I thought maybe because they were small she felt uncomfortable. I took her to the zoo and showed her the Komodo dragons at feeding time. Bad move. It is amazing how people will watch with awe big cats do something and turn away with disgust at big lizards doing exactly the same thing.

Well, I thought familiarity would get her more comfortable. I was wrong.

A few days later we saw another lizard. Another scream, another 'situation'. The Beastmaster was called in. I tried continuing my education programme and told her it was a gecko. She accused me of having made it a pet (YOU EVEN HAVE A NAME FOR IT?!).

I did manage to chivvy it out the window. I assured my wife that it had plunged five floors. She was sceptical, but came down from the stool.

Thankfully, the lizards have come in only infrequently and I have not been required to take any drastic steps so far.

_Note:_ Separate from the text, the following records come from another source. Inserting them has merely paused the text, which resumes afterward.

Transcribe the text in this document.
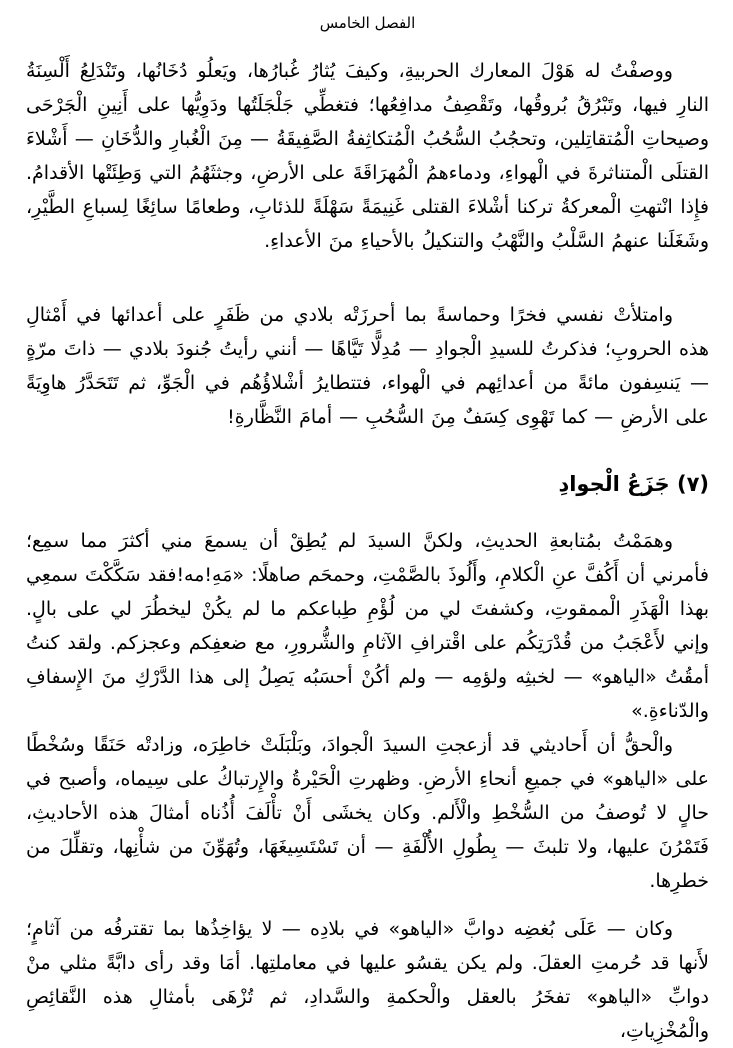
الفصل الخامس

ووصفْتُ له هَوْلَ المعارك الحربيةِ، وكيفَ يُثارُ غُبارُها، ويَعلُو دُخَانُها، وتَنْدَلِعُ أَلْسِنَةُ النارِ فيها، وتَبْرُقُ بُروقُها، وتَقْصِفُ مدافِعُها؛ فتغطِّي جَلْجَلَتُها ودَوِيُّها على أَنِينِ الْجَرْحَى وصيحاتِ الْمُتقاتِلين، وتحجُبُ السُّحُبُ الْمُتكاثِفةُ الصَّفِيقَةُ — مِنَ الْغُبارِ والدُّخَانِ — أَشْلاءَ القتلَى الْمتناثرةَ في الْهواءِ، ودماءهمُ الْمُهرَاقَةَ على الأرضِ، وجثثَهُمُ التي وَطِئَتْها الأقدامُ. فإِذا انْتهتِ الْمعركةُ تركنا أشْلاءَ القتلى غَنِيمَةً سَهْلَةً للذئابِ، وطعامًا سائِغًا لِسباعِ الطَّيْرِ، وشَغَلَنا عنهمُ السَّلْبُ والنَّهْبُ والتنكيلُ بالأحياءِ منَ الأعداءِ.

وامتلأتْ نفسي فخرًا وحماسةً بما أحرزَتْه بلادي من ظَفَرٍ على أعدائها في أَمْثالِ هذه الحروبِ؛ فذكرتُ للسيدِ الْجوادِ — مُدِلًّا تَيَّاهًا — أنني رأيتُ جُنودَ بلادي — ذاتَ مرّةٍ — يَنسِفون مائةً من أعدائِهم في الْهواء، فتتطايرُ أشْلاؤُهُم في الْجَوِّ، ثم تَتَحَدَّرُ هاوِيَةً على الأرضِ — كما تَهْوِى كِسَفٌ مِنَ السُّحُبِ — أمامَ النَّظَّارةِ!

(٧) جَزَعُ الْجوادِ

وهمَمْتُ بمُتابعةِ الحديثِ، ولكنَّ السيدَ لم يُطِقْ أن يسمعَ مني أكثرَ مما سمِع؛ فأمرني أن أَكُفَّ عنِ الْكلامِ، وأَلُوذَ بالصَّمْتِ، وحمحَم صاهلًا: «مَهِ!مه!فقد سَكَّكْتَ سمعِي بهذا الْهَذَرِ الْممقوتِ، وكشفتَ لي من لُؤْمِ طِباعكم ما لم يكُنْ ليخطُرَ لي على بالٍ. وإني لأَعْجَبُ من قُدْرَتِكُم على اقْترافِ الآثامِ والشُّرورِ، مع ضعفِكم وعجزكم. ولقد كنتُ أمقُتُ «الياهو» — لخبثِه ولؤمِه — ولم أكُنْ أحسَبُه يَصِلُ إلى هذا الدَّرْكِ منَ الإِسفافِ والدّناءةِ.»

والْحقُّ أن أَحاديثي قد أزعجتِ السيدَ الْجوادَ، وبَلْبَلَتْ خاطِرَه، وزادتْه حَنَقًا وسُخْطًا على «الياهو» في جميعِ أنحاءِ الأرضِ. وظهرتِ الْحَيْرةُ والإِرتباكُ على سِيماه، وأصبح في حالٍ لا تُوصفُ من السُّخْطِ والْأَلم. وكان يخشَى أَنْ تأْلَفَ أُذُناه أمثالَ هذه الأحاديثِ، فَتَمْرُنَ عليها، ولا تلبثَ — بِطُولِ الأُلْفَةِ — أن تَسْتَسِيغَهَا، وتُهَوِّنَ من شأْنِها، وتقلِّلَ من خطرِها.

وكان — عَلَى بُغضِه دوابَّ «الياهو» في بلادِه — لا يؤاخِذُها بما تقترفُه من آثامٍ؛ لأَنها قد حُرمتِ العقلَ. ولم يكن يقسُو عليها في معاملتِها. أمَا وقد رأى دابَّةً مثلي منْ دوابِّ «الياهو» تفخَرُ بالعقل والْحكمةِ والسَّدادِ، ثم تُزْهَى بأمثالِ هذه النَّقائِصِ والْمُخْزِياتِ،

Chivvying them has worked. I have put in lizard traps (they never work) to assure the General-Officer-in-Command that defences are in place and robust. I even inspect them periodically and move them around.

Plus I toe the official line.

A lizard is a pest.

Getting rid of lizards has added another positive entry to the meagre list under my name of things I can do (flattening toothpaste tubes from the bottom up and changing light bulbs being the other important items on that list).